Diego Luna tells La Máquina: “I wanted to take a risk. I wanted to put myself in a very uncomfortable situation.” (Carlos Gonzalez / For the Times)

“La Máquina” continues Luna’s commitment to producing works that make audiences sit up and take notice. A subplot of the series revolves around Esteban's ex-wife Irasema (Eiza González). She is a reporter whose goal is to uncover the truth behind the many rigged games that have come to dominate the sport, a task that puts her and her family in danger.

“I was always worried about what was happening and what was going on,” Luna says. “I was always trying to figure out how to be useful and belong to something I could be proud of.”

These beliefs are reflected in the many projects Luna has produced throughout his career, and more recently under the banner of his and García Bernal's production company La Corriente del Golfo. This includes her most recent project, the documentary “State of Silence” by Santiago Maza, which premiered at the Tribeca Film Festival in June. Luna has been directing the film since 2019, when he was asked to support a project about the dangers journalists face in speaking truth to power in Mexico.

Maza, who worked on the actor's dinner table documentary Pan y Circo, has found a principled collaborator in Luna. Someone whose frenzied curiosity about the world is inspiring.

“I was impressed at the time with how well-informed he was,” Maza says over Zoom of their first meeting. “I think I understand why now. I know his habits: he's always reading the news or listening to the radio. I remember when we were talking about politics and other things, I was like, 'Man, this guy knows his stuff.'”

“State of Silence” was originally conceived as a series. Luna funded the pilot but couldn't find a network that could produce it. By 2022, Maza had adapted the project into a feature-length film, financed independently by Corriente del Golfo with help from the Ford Foundation and Luminate.

The documentary, recently acquired by Netflix, offers a harrowing and haunting portrait of the violence that awaits journalists in Mexico when reporting on everything from cartel shootings to local corruption. That it comes out in the same year as La Máquina speaks to the type of work Luna dedicates his time to.

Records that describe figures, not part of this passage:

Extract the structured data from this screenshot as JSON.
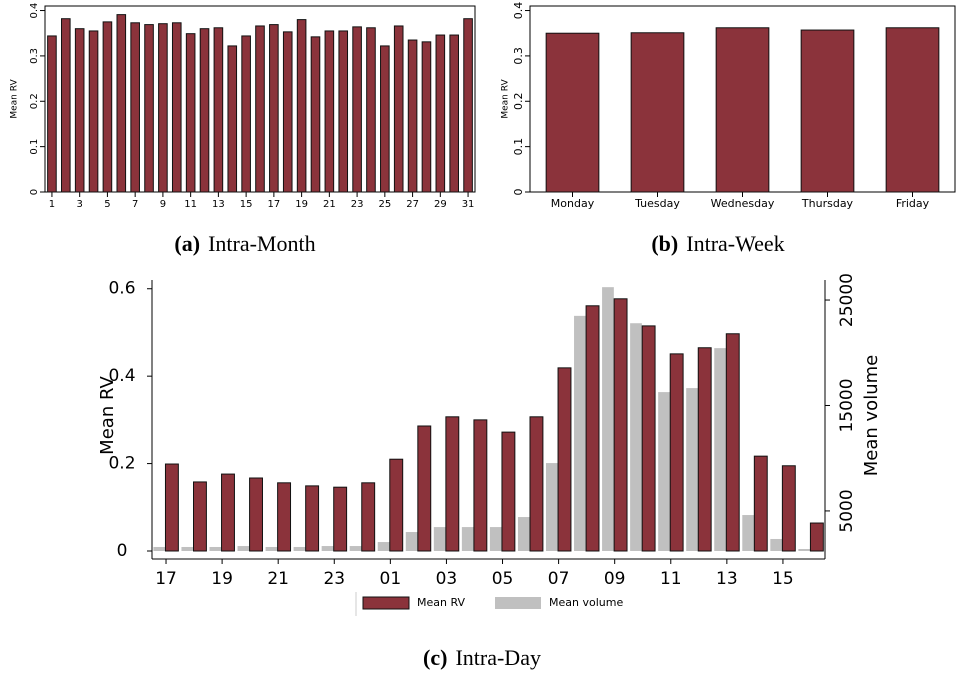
{
  "chart_data": [
    {
      "type": "bar",
      "caption_label": "(a)",
      "caption": "Intra-Month",
      "ylabel": "Mean RV",
      "categories": [
        "1",
        null,
        "3",
        null,
        "5",
        null,
        "7",
        null,
        "9",
        null,
        "11",
        null,
        "13",
        null,
        "15",
        null,
        "17",
        null,
        "19",
        null,
        "21",
        null,
        "23",
        null,
        "25",
        null,
        "27",
        null,
        "29",
        null,
        "31"
      ],
      "series": [
        {
          "name": "Mean RV",
          "color": "#8b333b",
          "values": [
            0.344,
            0.382,
            0.36,
            0.355,
            0.375,
            0.391,
            0.373,
            0.369,
            0.371,
            0.373,
            0.349,
            0.36,
            0.362,
            0.322,
            0.344,
            0.366,
            0.369,
            0.353,
            0.38,
            0.342,
            0.355,
            0.355,
            0.364,
            0.362,
            0.322,
            0.366,
            0.335,
            0.331,
            0.346,
            0.346,
            0.382
          ]
        }
      ],
      "ylim": [
        0,
        0.41
      ],
      "yticks": [
        0,
        0.1,
        0.2,
        0.3,
        0.4
      ],
      "grid": false
    },
    {
      "type": "bar",
      "caption_label": "(b)",
      "caption": "Intra-Week",
      "ylabel": "Mean RV",
      "categories": [
        "Monday",
        "Tuesday",
        "Wednesday",
        "Thursday",
        "Friday"
      ],
      "series": [
        {
          "name": "Mean RV",
          "color": "#8b333b",
          "values": [
            0.35,
            0.351,
            0.362,
            0.357,
            0.362
          ]
        }
      ],
      "ylim": [
        0,
        0.41
      ],
      "yticks": [
        0,
        0.1,
        0.2,
        0.3,
        0.4
      ],
      "grid": false
    },
    {
      "type": "bar",
      "caption_label": "(c)",
      "caption": "Intra-Day",
      "ylabel": "Mean RV",
      "y2label": "Mean volume",
      "categories": [
        "17",
        null,
        "19",
        null,
        "21",
        null,
        "23",
        null,
        "01",
        null,
        "03",
        null,
        "05",
        null,
        "07",
        null,
        "09",
        null,
        "11",
        null,
        "13",
        null,
        "15",
        null
      ],
      "series": [
        {
          "name": "Mean RV",
          "color": "#8b333b",
          "values": [
            0.199,
            0.158,
            0.176,
            0.167,
            0.156,
            0.149,
            0.146,
            0.156,
            0.21,
            0.286,
            0.307,
            0.3,
            0.272,
            0.307,
            0.419,
            0.561,
            0.577,
            0.515,
            0.451,
            0.465,
            0.497,
            0.217,
            0.195,
            0.064
          ]
        },
        {
          "name": "Mean volume",
          "color": "#c0c0c0",
          "axis": "y2",
          "values": [
            1580,
            1580,
            1580,
            1670,
            1580,
            1580,
            1670,
            1670,
            2050,
            3000,
            3470,
            3470,
            3470,
            4420,
            9540,
            23500,
            26220,
            22800,
            16270,
            16650,
            20440,
            4610,
            2340,
            1390
          ]
        }
      ],
      "ylim": [
        0,
        0.62
      ],
      "yticks": [
        0,
        0.2,
        0.4,
        0.6
      ],
      "y2lim": [
        1200,
        26900
      ],
      "y2ticks": [
        5000,
        15000,
        25000
      ],
      "legend": "bottom",
      "grid": false
    }
  ]
}
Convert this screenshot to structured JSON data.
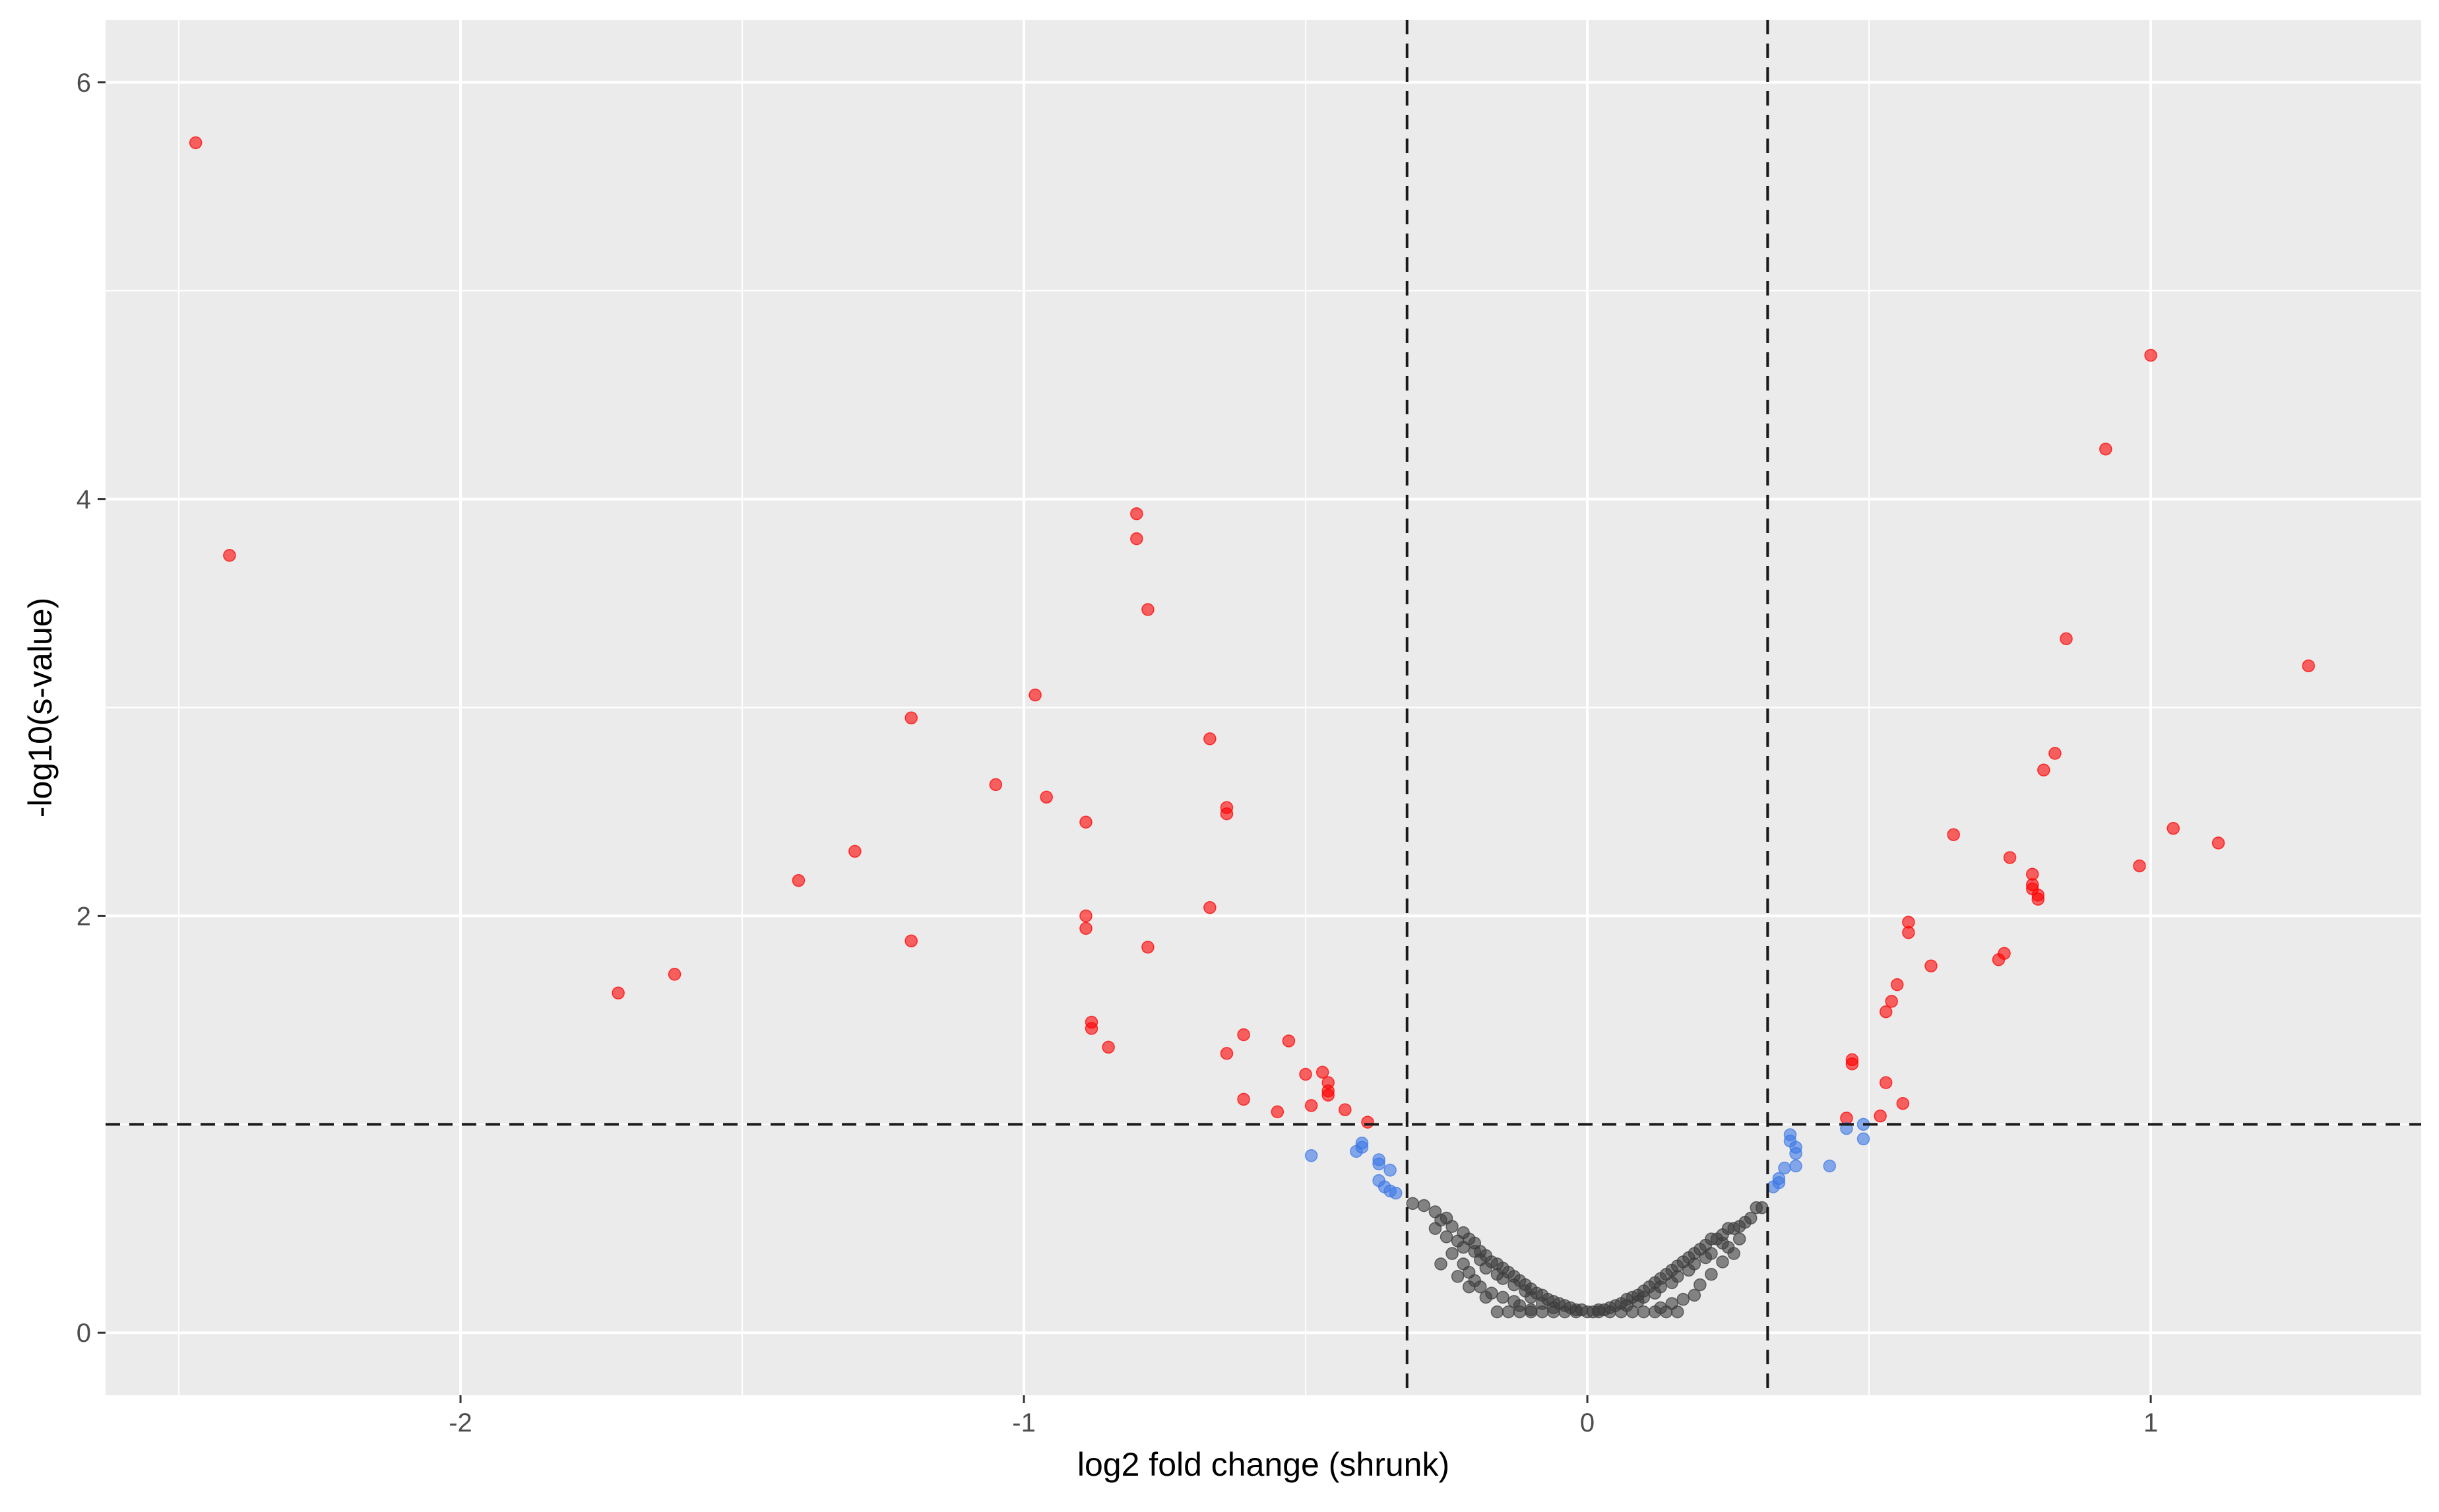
{
  "chart_data": {
    "type": "scatter",
    "xlabel": "log2 fold change (shrunk)",
    "ylabel": "-log10(s-value)",
    "xlim": [
      -2.63,
      1.48
    ],
    "ylim": [
      -0.3,
      6.3
    ],
    "x_ticks": [
      -2,
      -1,
      0,
      1
    ],
    "x_tick_labels": [
      "-2",
      "-1",
      "0",
      "1"
    ],
    "y_ticks": [
      0,
      2,
      4,
      6
    ],
    "y_tick_labels": [
      "0",
      "2",
      "4",
      "6"
    ],
    "grid": true,
    "legend": "none",
    "threshold_lines": {
      "vertical": [
        -0.32,
        0.32
      ],
      "horizontal": [
        1.0
      ],
      "style": "dashed"
    },
    "colors": {
      "panel_background": "#ebebeb",
      "grid": "#ffffff",
      "significant": "#ff0000",
      "fold_change_only": "#3c78e6",
      "not_significant": "#3c3c3c",
      "threshold_line": "#1a1a1a"
    },
    "series": [
      {
        "color": "#ff0000",
        "points": [
          [
            -2.47,
            5.71
          ],
          [
            -2.41,
            3.73
          ],
          [
            -1.72,
            1.63
          ],
          [
            -1.62,
            1.72
          ],
          [
            -1.4,
            2.17
          ],
          [
            -1.3,
            2.31
          ],
          [
            -1.2,
            2.95
          ],
          [
            -1.2,
            1.88
          ],
          [
            -1.05,
            2.63
          ],
          [
            -0.98,
            3.06
          ],
          [
            -0.96,
            2.57
          ],
          [
            -0.89,
            2.45
          ],
          [
            -0.89,
            2.0
          ],
          [
            -0.89,
            1.94
          ],
          [
            -0.88,
            1.49
          ],
          [
            -0.88,
            1.46
          ],
          [
            -0.85,
            1.37
          ],
          [
            -0.8,
            3.93
          ],
          [
            -0.8,
            3.81
          ],
          [
            -0.78,
            3.47
          ],
          [
            -0.78,
            1.85
          ],
          [
            -0.67,
            2.85
          ],
          [
            -0.67,
            2.04
          ],
          [
            -0.64,
            2.52
          ],
          [
            -0.64,
            2.49
          ],
          [
            -0.64,
            1.34
          ],
          [
            -0.61,
            1.43
          ],
          [
            -0.61,
            1.12
          ],
          [
            -0.55,
            1.06
          ],
          [
            -0.53,
            1.4
          ],
          [
            -0.5,
            1.24
          ],
          [
            -0.49,
            1.09
          ],
          [
            -0.47,
            1.25
          ],
          [
            -0.46,
            1.2
          ],
          [
            -0.46,
            1.14
          ],
          [
            -0.46,
            1.16
          ],
          [
            -0.43,
            1.07
          ],
          [
            -0.39,
            1.01
          ],
          [
            0.46,
            1.03
          ],
          [
            0.47,
            1.31
          ],
          [
            0.47,
            1.29
          ],
          [
            0.52,
            1.04
          ],
          [
            0.53,
            1.2
          ],
          [
            0.53,
            1.54
          ],
          [
            0.54,
            1.59
          ],
          [
            0.55,
            1.67
          ],
          [
            0.56,
            1.1
          ],
          [
            0.57,
            1.97
          ],
          [
            0.57,
            1.92
          ],
          [
            0.61,
            1.76
          ],
          [
            0.65,
            2.39
          ],
          [
            0.73,
            1.79
          ],
          [
            0.74,
            1.82
          ],
          [
            0.75,
            2.28
          ],
          [
            0.79,
            2.2
          ],
          [
            0.79,
            2.15
          ],
          [
            0.79,
            2.13
          ],
          [
            0.8,
            2.1
          ],
          [
            0.8,
            2.08
          ],
          [
            0.81,
            2.7
          ],
          [
            0.83,
            2.78
          ],
          [
            0.85,
            3.33
          ],
          [
            0.92,
            4.24
          ],
          [
            0.98,
            2.24
          ],
          [
            1.0,
            4.69
          ],
          [
            1.04,
            2.42
          ],
          [
            1.12,
            2.35
          ],
          [
            1.28,
            3.2
          ]
        ]
      },
      {
        "color": "#3c78e6",
        "points": [
          [
            -0.49,
            0.85
          ],
          [
            -0.41,
            0.87
          ],
          [
            -0.4,
            0.91
          ],
          [
            -0.4,
            0.89
          ],
          [
            -0.37,
            0.83
          ],
          [
            -0.37,
            0.81
          ],
          [
            -0.37,
            0.73
          ],
          [
            -0.36,
            0.7
          ],
          [
            -0.35,
            0.78
          ],
          [
            -0.35,
            0.68
          ],
          [
            -0.34,
            0.67
          ],
          [
            0.33,
            0.7
          ],
          [
            0.34,
            0.72
          ],
          [
            0.34,
            0.74
          ],
          [
            0.35,
            0.79
          ],
          [
            0.36,
            0.95
          ],
          [
            0.36,
            0.92
          ],
          [
            0.37,
            0.86
          ],
          [
            0.37,
            0.89
          ],
          [
            0.37,
            0.8
          ],
          [
            0.43,
            0.8
          ],
          [
            0.46,
            0.98
          ],
          [
            0.49,
            0.93
          ],
          [
            0.49,
            1.0
          ]
        ]
      },
      {
        "color": "#3c3c3c",
        "points": [
          [
            -0.31,
            0.62
          ],
          [
            -0.29,
            0.61
          ],
          [
            -0.27,
            0.58
          ],
          [
            -0.26,
            0.54
          ],
          [
            -0.25,
            0.55
          ],
          [
            -0.24,
            0.51
          ],
          [
            -0.22,
            0.48
          ],
          [
            -0.21,
            0.45
          ],
          [
            -0.2,
            0.43
          ],
          [
            -0.19,
            0.39
          ],
          [
            -0.18,
            0.37
          ],
          [
            -0.17,
            0.34
          ],
          [
            -0.16,
            0.33
          ],
          [
            -0.15,
            0.31
          ],
          [
            -0.14,
            0.29
          ],
          [
            -0.13,
            0.27
          ],
          [
            -0.12,
            0.25
          ],
          [
            -0.11,
            0.23
          ],
          [
            -0.1,
            0.21
          ],
          [
            -0.09,
            0.19
          ],
          [
            -0.08,
            0.18
          ],
          [
            -0.07,
            0.16
          ],
          [
            -0.06,
            0.15
          ],
          [
            -0.05,
            0.14
          ],
          [
            -0.04,
            0.13
          ],
          [
            -0.03,
            0.12
          ],
          [
            -0.02,
            0.11
          ],
          [
            -0.01,
            0.11
          ],
          [
            0.0,
            0.1
          ],
          [
            -0.27,
            0.5
          ],
          [
            -0.25,
            0.46
          ],
          [
            -0.23,
            0.44
          ],
          [
            -0.22,
            0.41
          ],
          [
            -0.2,
            0.39
          ],
          [
            -0.19,
            0.35
          ],
          [
            -0.18,
            0.31
          ],
          [
            -0.16,
            0.28
          ],
          [
            -0.15,
            0.26
          ],
          [
            -0.13,
            0.23
          ],
          [
            -0.11,
            0.2
          ],
          [
            -0.1,
            0.17
          ],
          [
            -0.08,
            0.14
          ],
          [
            -0.06,
            0.12
          ],
          [
            -0.24,
            0.38
          ],
          [
            -0.22,
            0.33
          ],
          [
            -0.21,
            0.29
          ],
          [
            -0.2,
            0.25
          ],
          [
            -0.19,
            0.22
          ],
          [
            -0.17,
            0.19
          ],
          [
            -0.15,
            0.17
          ],
          [
            -0.13,
            0.15
          ],
          [
            -0.12,
            0.13
          ],
          [
            -0.1,
            0.11
          ],
          [
            -0.16,
            0.1
          ],
          [
            -0.14,
            0.1
          ],
          [
            -0.12,
            0.1
          ],
          [
            -0.1,
            0.1
          ],
          [
            -0.08,
            0.1
          ],
          [
            -0.06,
            0.1
          ],
          [
            -0.04,
            0.1
          ],
          [
            -0.02,
            0.1
          ],
          [
            -0.26,
            0.33
          ],
          [
            -0.23,
            0.27
          ],
          [
            -0.21,
            0.22
          ],
          [
            -0.18,
            0.17
          ],
          [
            0.31,
            0.6
          ],
          [
            0.3,
            0.6
          ],
          [
            0.29,
            0.55
          ],
          [
            0.28,
            0.53
          ],
          [
            0.27,
            0.51
          ],
          [
            0.26,
            0.5
          ],
          [
            0.25,
            0.5
          ],
          [
            0.24,
            0.47
          ],
          [
            0.23,
            0.45
          ],
          [
            0.22,
            0.45
          ],
          [
            0.21,
            0.42
          ],
          [
            0.2,
            0.4
          ],
          [
            0.19,
            0.38
          ],
          [
            0.18,
            0.36
          ],
          [
            0.17,
            0.34
          ],
          [
            0.16,
            0.32
          ],
          [
            0.15,
            0.3
          ],
          [
            0.14,
            0.28
          ],
          [
            0.13,
            0.26
          ],
          [
            0.12,
            0.24
          ],
          [
            0.11,
            0.22
          ],
          [
            0.1,
            0.2
          ],
          [
            0.09,
            0.18
          ],
          [
            0.08,
            0.17
          ],
          [
            0.07,
            0.16
          ],
          [
            0.06,
            0.14
          ],
          [
            0.05,
            0.13
          ],
          [
            0.04,
            0.12
          ],
          [
            0.03,
            0.11
          ],
          [
            0.02,
            0.11
          ],
          [
            0.01,
            0.1
          ],
          [
            0.27,
            0.45
          ],
          [
            0.25,
            0.41
          ],
          [
            0.24,
            0.43
          ],
          [
            0.22,
            0.38
          ],
          [
            0.21,
            0.36
          ],
          [
            0.19,
            0.33
          ],
          [
            0.18,
            0.3
          ],
          [
            0.16,
            0.27
          ],
          [
            0.15,
            0.24
          ],
          [
            0.13,
            0.22
          ],
          [
            0.12,
            0.19
          ],
          [
            0.1,
            0.17
          ],
          [
            0.09,
            0.15
          ],
          [
            0.07,
            0.13
          ],
          [
            0.2,
            0.23
          ],
          [
            0.19,
            0.18
          ],
          [
            0.17,
            0.16
          ],
          [
            0.15,
            0.14
          ],
          [
            0.13,
            0.12
          ],
          [
            0.16,
            0.1
          ],
          [
            0.14,
            0.1
          ],
          [
            0.12,
            0.1
          ],
          [
            0.1,
            0.1
          ],
          [
            0.08,
            0.1
          ],
          [
            0.06,
            0.1
          ],
          [
            0.04,
            0.1
          ],
          [
            0.02,
            0.1
          ],
          [
            0.22,
            0.28
          ],
          [
            0.24,
            0.34
          ],
          [
            0.26,
            0.38
          ]
        ]
      }
    ]
  }
}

“Diego and Gael know about it,” shares Maza. “They have done this throughout their careers – how to make entertainment that also nourishes us, informs us and raises awareness. These are two projects that, while they may not look too similar, help paint a portrait of contemporary Mexico.”

If there is one principle that guides Luna's career, it is the belief that the stories he tells matter and that the work requires him to invest in what she can say.

“You spend so much time thinking about it, convincing others about it, then implementing it, and then promoting it,” Luna says. “So it should matter.”

“I believe that certain stories can change your perception. “I think that’s something you remember every time you approach this job: you might be taking part in something that gives hope to others and that makes you proud,” he says. “Of course, in this search it can happen that something is missed. And you will miss it often. But it’s the search that counts.”